Bölüm 12

20.9K 1.3K 957
                                    

Dün Jungkook'un hırıltılarıyla uykuya dalmış yine onun hırıltılarıyla uyanmıştım.

Elimi karnıma sararak biraz tavanı izlemiş
biraz yatakta dönmüştüm, şu sıralar Jungkook'un da benimde elim hep karnımdaydı neden koyduğumu bilmiyordum ama iç güdüsel olduğunu düşünüyordum.

Ani bulantı dalgasıyla fırlayarak tuvalete koşmuştum, dün akşam fazla bir şey yememiş bu yüzdende hiçbir şey çıkartamıştım bu daha kötüydü öyle zorlanıyordumki bu acı ciğerlerime bile vuruyordu. Son zamanlarda bu bulantıları fazlasıyla yaşamaya başlamıştım

Jungkook çok kısa sürede yanımda bitmişti, İtmek istesemde gitmemişti.

Bir an yanımdan ayrılmış sonra su dolu bardakla geri dönmüştü.  Bardağı kenara koyup sırtımı sıvazladı. Hiçbir şeyin çıkmayacağına emin olduktan sonra yorgunlukla arkamdaki duvara yasladım.

Gözlerim çoktan dolmuş damlalar bir bir akmaya başlamıştı, kıpkırmızı olduğuma emindim.

Jungkook vücudumu duvardan çekmiş kendine yaslamıştı.

"Soğuk aşkım yaslanma" diye mırıldanırken su bardağını dudaklarıma dayamıştı. Beklediğimden sakindi hatta mutluydu bile, kılıma bir şey olsa ortalığı kaldıran eşim sakindi.

Uzattığı sudan bir yudum aldım, su içmeye bile mecalim yoktu gözlerim baygın baygın tavana bakıyordu. Suyu kenara koyduktan sonra arkadan iki belini karnıma sarmış orayı okşamaya başlamıştı.

"İlk belirtiler sanırım" sesi öyle heyecanlı öyle çocuksuyduki onun heyecanına ortak olmak istemiş ama yeterli gücü kendimde bulamamıştım.

Terlediğimden kahlüllerim alnıma yapışmıştı, kahküllerimi kaldırıp önce soğuması için üflemiş sonra öpücük kondurmuştu.

Yeni kalkmış olmama rağmen kendimi öyle halsiz hissediyordumki, kolumu kıpırdatacak halim yoktu.

Sırtım göğsüne yaslı olduğundan sert ve hızlı kalp atışlarını hissediyordum, gülümsediği için gergin olan dudaklarıyla açıkta kalan omzuma ve boynuma öpücükler bırakıyordu. Deltasının sakin ve huzurlu olduğunu hissediyor onun bu huzuru benimde vitamı etkiliyordu.

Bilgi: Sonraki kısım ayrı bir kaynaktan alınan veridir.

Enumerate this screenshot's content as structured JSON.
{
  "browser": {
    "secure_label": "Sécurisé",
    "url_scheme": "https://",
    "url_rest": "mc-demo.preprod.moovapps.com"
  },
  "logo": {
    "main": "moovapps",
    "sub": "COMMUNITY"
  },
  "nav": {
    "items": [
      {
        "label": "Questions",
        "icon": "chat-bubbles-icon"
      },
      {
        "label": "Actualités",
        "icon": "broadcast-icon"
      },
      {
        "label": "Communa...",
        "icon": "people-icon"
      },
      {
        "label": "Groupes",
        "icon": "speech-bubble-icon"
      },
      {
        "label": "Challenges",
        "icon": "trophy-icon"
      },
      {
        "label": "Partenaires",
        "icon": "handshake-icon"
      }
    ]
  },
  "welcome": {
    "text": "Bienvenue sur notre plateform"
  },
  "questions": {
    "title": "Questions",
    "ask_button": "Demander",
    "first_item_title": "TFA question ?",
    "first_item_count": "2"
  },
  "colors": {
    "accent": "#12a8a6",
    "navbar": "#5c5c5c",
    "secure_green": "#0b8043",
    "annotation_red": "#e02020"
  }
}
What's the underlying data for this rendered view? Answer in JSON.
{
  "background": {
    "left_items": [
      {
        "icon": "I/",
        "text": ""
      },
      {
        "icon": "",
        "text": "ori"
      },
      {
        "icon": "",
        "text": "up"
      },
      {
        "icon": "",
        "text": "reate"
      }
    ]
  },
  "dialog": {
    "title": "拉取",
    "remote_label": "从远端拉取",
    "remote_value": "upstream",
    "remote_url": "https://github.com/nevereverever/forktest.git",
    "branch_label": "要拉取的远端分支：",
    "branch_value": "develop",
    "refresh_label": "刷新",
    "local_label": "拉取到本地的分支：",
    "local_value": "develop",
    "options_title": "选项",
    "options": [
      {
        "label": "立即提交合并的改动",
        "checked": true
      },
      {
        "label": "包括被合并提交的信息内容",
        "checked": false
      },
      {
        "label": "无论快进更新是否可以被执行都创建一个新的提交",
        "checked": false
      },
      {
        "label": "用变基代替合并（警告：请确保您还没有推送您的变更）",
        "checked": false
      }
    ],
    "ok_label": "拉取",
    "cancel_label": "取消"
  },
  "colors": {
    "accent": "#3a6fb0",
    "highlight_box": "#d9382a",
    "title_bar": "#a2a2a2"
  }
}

Biraz o banyoda öylece durmuş sonra beni kucağına alarak tekrar yatağımıza dönmüştük. Başım dönsede ses etmedim.  Gözlerimi kapatıp öylece bekliyordum sadece.

Yanıma yerleşti ve karnımı açarak sıra sıra öpücükler kondurmaya başladı. Öyle hevesliydiki yalnızca bulantı diyip hevesini kırmak istemiyordum ama içten içede sonunda hamile olduğumu biliyordum. Olmamam imkansızdı.

"Sadece bulantı"

Dedim sesim güçsüz çıkmıştı, hemen öğrenmesini istememiştim. Lisaya verdiğim sözü tutmaya çalışıyordum.

"Sadece bulantı değil, çocuğum karnına sığamadı rahatsızlığını belli etmeye çalışıyor"

Kıkırdadım ama midem çalkalanınca susmuştum hemen. Yanıma yerleşip beni kolları arasına almış eli hemen karnıma gitmişti. Salgıladığı feromonlarla kendimi daha iyi hissetmeye başlamıştım.

"Burda dinlen ben buraya kahvaltı getirmelerini söyleyeceğim." Dedi daha iyi olduğuma emin olduğu anda ayaklanmıştı ama hemen durdurdum onu

"Oda beni boğuyor bahçede kahvaltı yapalım"

"Nasıl istersen" dedikten sonra geri dönüp beni kucağına aldı. Sanki hiçbir şey taşımıyor gibi rahattı oyuncakmışım gibi zorlanmıyordu.